鹤岑:???
“你都合体中期了,还没法使用它吗?”
闻卿点点头,“不知道是不是需要我更进一步才能作用于它,总之现在好像没办法发挥出什麽巨大的效用。”
“但这个东西,我觉得和我的命魂相辅相成,对我来说非常重要。”
“多亏了你鹤鹤,不然为师可能真的错失良多。”
鹤岑摆摆手,往他背上一靠,“不是,你跟我还客气啥?只要对你有用就行了。”
“你们记忆里应该还有不少重要物件被主神偷偷拿走了,抽空的时候我再看一看吧。”
几人应下,鹤岑便也不多话了,安安静静地坐在一旁自己也打坐修炼。
他比几个师尊轻松,身上没有背负那麽多灵力,加上剑灵体质特殊,很快就消化完了。
但四个师尊不行,他们四个人跟天道抢力量,努力要把那些灵力都吃掉,也是挺费功夫的。
鹤岑有时候看他们四人累的大汗淋漓也心疼,就偶尔放个血给师尊们辅助一下。
这次闭关约莫过了小半年,他们几人才调整好,天道的力量强悍的不行,一开始那是真吃不消。

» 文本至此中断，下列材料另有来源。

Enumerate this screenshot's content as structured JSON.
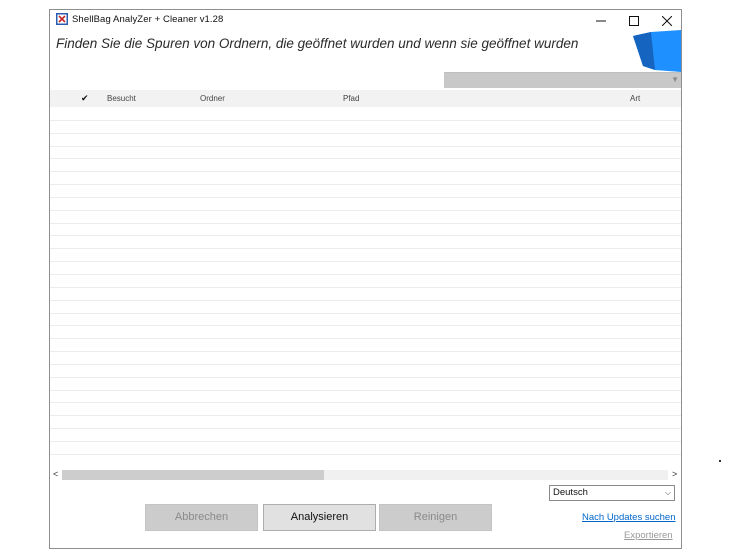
{
  "window": {
    "title": "ShellBag  AnalyZer + Cleaner v1.28",
    "icon": "app-icon",
    "controls": {
      "minimize": "minimize-icon",
      "maximize": "maximize-icon",
      "close": "close-icon"
    }
  },
  "headline": "Finden Sie die Spuren von Ordnern, die geöffnet wurden und wenn sie geöffnet wurden",
  "table": {
    "columns": {
      "check": "✔",
      "visited": "Besucht",
      "folder": "Ordner",
      "path": "Pfad",
      "type": "Art"
    },
    "rows": []
  },
  "language": {
    "selected": "Deutsch"
  },
  "buttons": {
    "cancel": "Abbrechen",
    "analyze": "Analysieren",
    "clean": "Reinigen"
  },
  "links": {
    "updates": "Nach Updates suchen",
    "export": "Exportieren"
  },
  "colors": {
    "accent": "#1e90ff",
    "link": "#0066cc"
  }
}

还是多亏了小剑灵,撑不下去的时候有鹤岑压制着他们,这才能顺利把所有力量都吃下去,不然就会迅速暴动。
因为这个,鹤岑也没少吃苦。
四个师尊发起疯来,可比他可怕多了,身上好几处咬的牙印,现在都没消下去呢。
搞的刚闭关结束的那段时间,小剑灵都不太想理他们四个人,可真没少辛苦他。
四个师尊也是自知理亏,这次冲境大乘期之後,回来就恨不得摘星星摘月亮的捧着他。
每天变着花样的讨好乖徒儿,一天十二个时辰寸步不离,衣来伸手饭来张口的伺候着,根本看不出谁是师尊谁是徒弟。
君朝给他喂饭的时候笑了一声,“还生气呢?跟猫儿一样,这麽记仇啊?”
鹤岑“哼”了一声,“你看看胳膊上这疤,还没好呢!你们当时咬的疼死了好不好?”
君朝心疼的轻轻用指腹揉了揉,“当初是谁大言不惭的叫为师咬呢?”
“真咬了又不高兴,娇气。”
嗔怪的话,说的却温温柔柔,根本听不出训斥埋怨的意思,全是宠溺的味道。
鹤岑瞪眼,“那我哪知道你们发起疯来咬的这麽狠!”
“我这个人最怕疼了,你们下死口啊这是。”
四个师尊笑了两声,擡手摸了摸他的头,还是安安心心的给他把药上了。
吃了天雷,实力大涨,因为不是自然冲境进入的大乘期,几个人也就是在合体末期徘徊,差了临门一脚。
出来之後火速进了几个秘境进行危险历练,硬是将那道坎儿给踏了过去。
这中间又花费了小半年的时间,一进大乘期,那感觉真的太不一样了,乘风而去,羽化登仙,和仙家没什麽两样,离成神真就一步之遥。